The cold war never quite ended and, through transformations, recovers its icy tension of national ice blocks as soon as any buried economic interest is awakened. Olga Merino was that reporter who brought us up to date on the life and work of that enemy of the West that was Russia, even though its union of republics had dissolved. Or perhaps that was precisely why she appeared more disturbing than ever in some form of unexpected revenge.

Either that or we really did see everything from this side of the story. Because certainly the bad guys are never completely bad, nor are the saviors of foreign countries philanthropists by definition. In those ideological situations, Olga would move during the 5 years beyond the rusty steel curtain.

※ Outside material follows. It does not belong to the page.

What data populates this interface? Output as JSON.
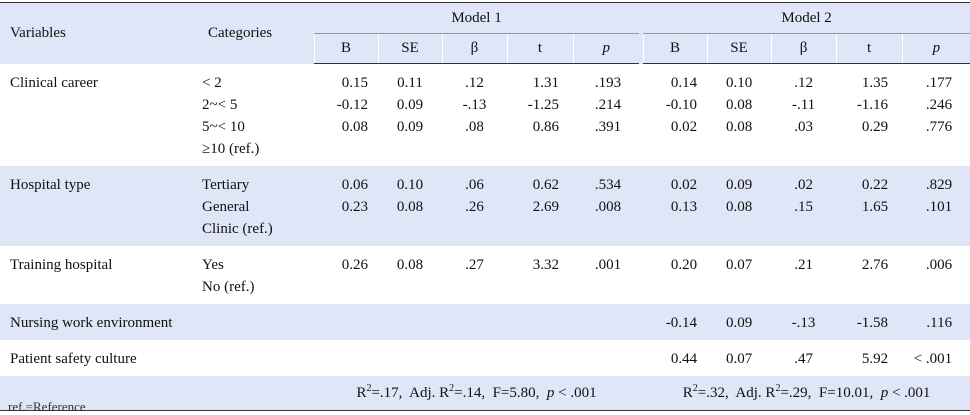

In December 1992, shortly after the collapse of the Soviet Union (which will be thirty years old in 2021), Olga Merino was packing her bags to settle in Moscow as a correspondent. Merino lived in the Russian capital for five winters, in the vortex of a change of era that also marked a before and after in her personal life.

This intimate diary of a young woman who, immersed in Russian culture, pursues the dream of being a writer, professional prestige as a journalist, and full and sublime love is recorded in the present moment, masterfully contrasting today's voice with that of that idealistic girl.

Dogs barking in the basement

After the death of his father, Anselmo remembers a life marked by the uprooting that takes place between the Morocco of the protectorate and Franco's Spain. From her beginnings in sex with a young Moroccan, the discovery of infidelity and living with a strange, almost magical sister, images and events alternate past and present and show the fracture between what the characters would have wanted to be and what they really are.

Anselmo joins a decadent variety troupe, a metaphor for a deranged Spain, and ends up living with his father, an old man with whom he shares the painful sensation of loss. The historical background, masterfully reflected by the author, reveals an underworld outside of official history, and the difficult apprenticeship of a homosexual man in a dark age.